Analysis of the dump showed that the job was spending almost all time
recovering from a program check 00A (decimal owerflow exception) . It was not
obvious whether this was a recovery loop because of some error in the
environment, i.e. Cobol runtime, Language Environment, or some restart product
we're using, although neither of this seemed plausible.
Further investigation finally showed that the problem arises because the
target field in the above MOVE statement is not large enough to receive the
source value once it grows above 9'999'999: The source and target fields are
declared as follows:
01 ARG-CNT PIC 9(10) BINARY 01 DISPLAY-ARG-CNT
PIC 9(07)
Ignoring any overflow when the source count is greater than 9'999'999 might
be intended from a programming point of view, but it may cause a dramatic
performance degradation. The reason for the performance degradation lies in
the following facts:
· Firstly, Cobol wants to silently ignore a decimal overflow when it
appears as part of a MOVE (and other) statement.
· Secondly, the processor (hardware) supports two modes of operation
regarding decimal overflow: It can either indicate an overflow by setting the
condition code, or it can raise a program check hardware interruption of type
00A. While coding techniques such as in the example above did rarely hurt
performance in Cobol up to version 4, it may more likely cause problems with
Cobol V5.2 and above. The reason being that the Cobol compiler is making use of
modern, better performing instructions on one hand, and the high likelihood
that the processor is running in the mode where an overflow causes a hardware
interruption to occur on the other hand. Every hardware interruption has to be
handled by Language Environment's error recovery routines. This recovery code
will interpret the interrupt, and in the case above comes to the conclusion
that the decimal overflow is to be expected, and to be silently ignored. It
will thus give control back to the interrupted program code.

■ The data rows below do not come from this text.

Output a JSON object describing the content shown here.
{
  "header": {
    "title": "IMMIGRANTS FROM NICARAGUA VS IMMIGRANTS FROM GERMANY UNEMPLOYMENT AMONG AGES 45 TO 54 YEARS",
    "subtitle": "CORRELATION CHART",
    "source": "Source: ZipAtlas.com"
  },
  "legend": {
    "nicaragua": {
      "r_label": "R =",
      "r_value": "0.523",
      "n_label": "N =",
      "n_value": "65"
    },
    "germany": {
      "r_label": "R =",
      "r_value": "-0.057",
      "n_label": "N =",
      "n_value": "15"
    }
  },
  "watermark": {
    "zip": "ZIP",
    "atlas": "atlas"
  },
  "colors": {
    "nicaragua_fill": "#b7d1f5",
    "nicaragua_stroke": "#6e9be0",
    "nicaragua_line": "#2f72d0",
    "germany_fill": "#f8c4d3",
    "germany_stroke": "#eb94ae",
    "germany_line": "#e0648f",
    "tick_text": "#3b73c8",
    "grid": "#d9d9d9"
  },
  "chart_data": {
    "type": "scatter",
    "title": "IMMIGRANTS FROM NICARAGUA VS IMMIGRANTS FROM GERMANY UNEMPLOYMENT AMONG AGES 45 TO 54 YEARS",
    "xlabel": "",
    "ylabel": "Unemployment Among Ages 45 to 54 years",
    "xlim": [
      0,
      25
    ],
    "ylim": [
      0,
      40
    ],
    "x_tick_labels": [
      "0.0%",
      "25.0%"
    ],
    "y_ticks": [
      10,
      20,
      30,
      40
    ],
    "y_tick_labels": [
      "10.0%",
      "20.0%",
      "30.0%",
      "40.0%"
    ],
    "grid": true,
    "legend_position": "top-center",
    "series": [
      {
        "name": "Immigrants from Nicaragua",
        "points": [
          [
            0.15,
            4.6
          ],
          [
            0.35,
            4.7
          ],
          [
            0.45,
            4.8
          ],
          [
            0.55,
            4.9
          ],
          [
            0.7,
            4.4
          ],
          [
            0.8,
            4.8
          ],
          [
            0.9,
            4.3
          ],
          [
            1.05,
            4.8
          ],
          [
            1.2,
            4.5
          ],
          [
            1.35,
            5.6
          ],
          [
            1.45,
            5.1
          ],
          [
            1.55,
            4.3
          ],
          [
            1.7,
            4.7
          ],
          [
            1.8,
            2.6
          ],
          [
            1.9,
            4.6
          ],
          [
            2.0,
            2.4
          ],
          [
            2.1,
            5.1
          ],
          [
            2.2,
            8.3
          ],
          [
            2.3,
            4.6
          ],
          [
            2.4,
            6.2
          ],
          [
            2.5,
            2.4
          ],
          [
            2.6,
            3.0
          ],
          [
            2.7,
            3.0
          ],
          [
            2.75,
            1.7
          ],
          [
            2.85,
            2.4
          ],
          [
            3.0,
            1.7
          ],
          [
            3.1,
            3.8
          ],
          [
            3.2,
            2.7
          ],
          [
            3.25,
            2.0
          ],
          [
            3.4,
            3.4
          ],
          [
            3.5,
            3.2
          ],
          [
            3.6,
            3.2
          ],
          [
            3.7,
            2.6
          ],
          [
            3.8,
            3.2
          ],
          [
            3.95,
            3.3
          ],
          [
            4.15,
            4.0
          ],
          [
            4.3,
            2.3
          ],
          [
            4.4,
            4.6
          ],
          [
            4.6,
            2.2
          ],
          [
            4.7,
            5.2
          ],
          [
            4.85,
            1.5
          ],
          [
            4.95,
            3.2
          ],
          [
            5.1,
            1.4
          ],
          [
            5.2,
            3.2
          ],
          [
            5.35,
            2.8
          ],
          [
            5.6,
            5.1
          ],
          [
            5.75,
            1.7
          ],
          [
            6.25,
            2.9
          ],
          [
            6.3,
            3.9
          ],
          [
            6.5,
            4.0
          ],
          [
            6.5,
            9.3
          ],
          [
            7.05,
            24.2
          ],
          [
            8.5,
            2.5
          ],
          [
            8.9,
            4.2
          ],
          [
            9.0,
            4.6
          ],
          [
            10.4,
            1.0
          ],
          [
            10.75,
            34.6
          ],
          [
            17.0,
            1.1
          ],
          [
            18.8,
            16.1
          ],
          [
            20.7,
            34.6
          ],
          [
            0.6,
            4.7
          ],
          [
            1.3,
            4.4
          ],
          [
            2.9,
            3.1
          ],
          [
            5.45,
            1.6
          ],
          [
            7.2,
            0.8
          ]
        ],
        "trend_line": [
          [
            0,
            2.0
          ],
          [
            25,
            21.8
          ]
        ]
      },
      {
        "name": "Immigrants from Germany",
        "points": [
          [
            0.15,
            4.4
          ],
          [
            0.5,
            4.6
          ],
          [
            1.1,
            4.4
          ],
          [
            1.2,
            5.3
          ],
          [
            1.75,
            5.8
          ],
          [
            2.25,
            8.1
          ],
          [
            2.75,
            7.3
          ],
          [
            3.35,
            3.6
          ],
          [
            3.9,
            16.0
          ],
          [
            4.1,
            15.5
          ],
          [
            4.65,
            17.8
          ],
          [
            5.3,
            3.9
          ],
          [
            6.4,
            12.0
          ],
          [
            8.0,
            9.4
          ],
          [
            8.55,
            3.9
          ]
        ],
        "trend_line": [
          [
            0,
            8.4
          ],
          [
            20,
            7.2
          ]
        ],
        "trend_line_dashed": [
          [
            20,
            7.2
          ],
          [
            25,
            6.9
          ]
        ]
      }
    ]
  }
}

Why is this so bad from a performance perspective? The path length of the code
involved from the time the operating system recognizes the program check
hardware interruption until Language Environment returns control to the
interrupted program is quite long by itself. In addition it depends on the
system setup. Especially the size of the system trace table has a great
influence in the elapsed time. This system has 4 (logical) CPs, 3 (logical) z
IIPs, and a system trace table size of 15MiB per processor. It took between
0.05 and 0.15 seconds (yes, this is in seconds!) elapsed time to handle a
single overflow. That time is spent mostly to create a snapshot of the 105 MiB
(7*15MiB) system trace tables in anticipation of a dump request. At the time
the dump was taken (I had been involved late), the source counter value was
10'181'270, i.e. an overflow exception had occurred for the last 181'271 times
the above statement was executed. Ignoring any other delay this alone took
some 181271 * 0.1s, i.e. some 5 hours of elapsed time.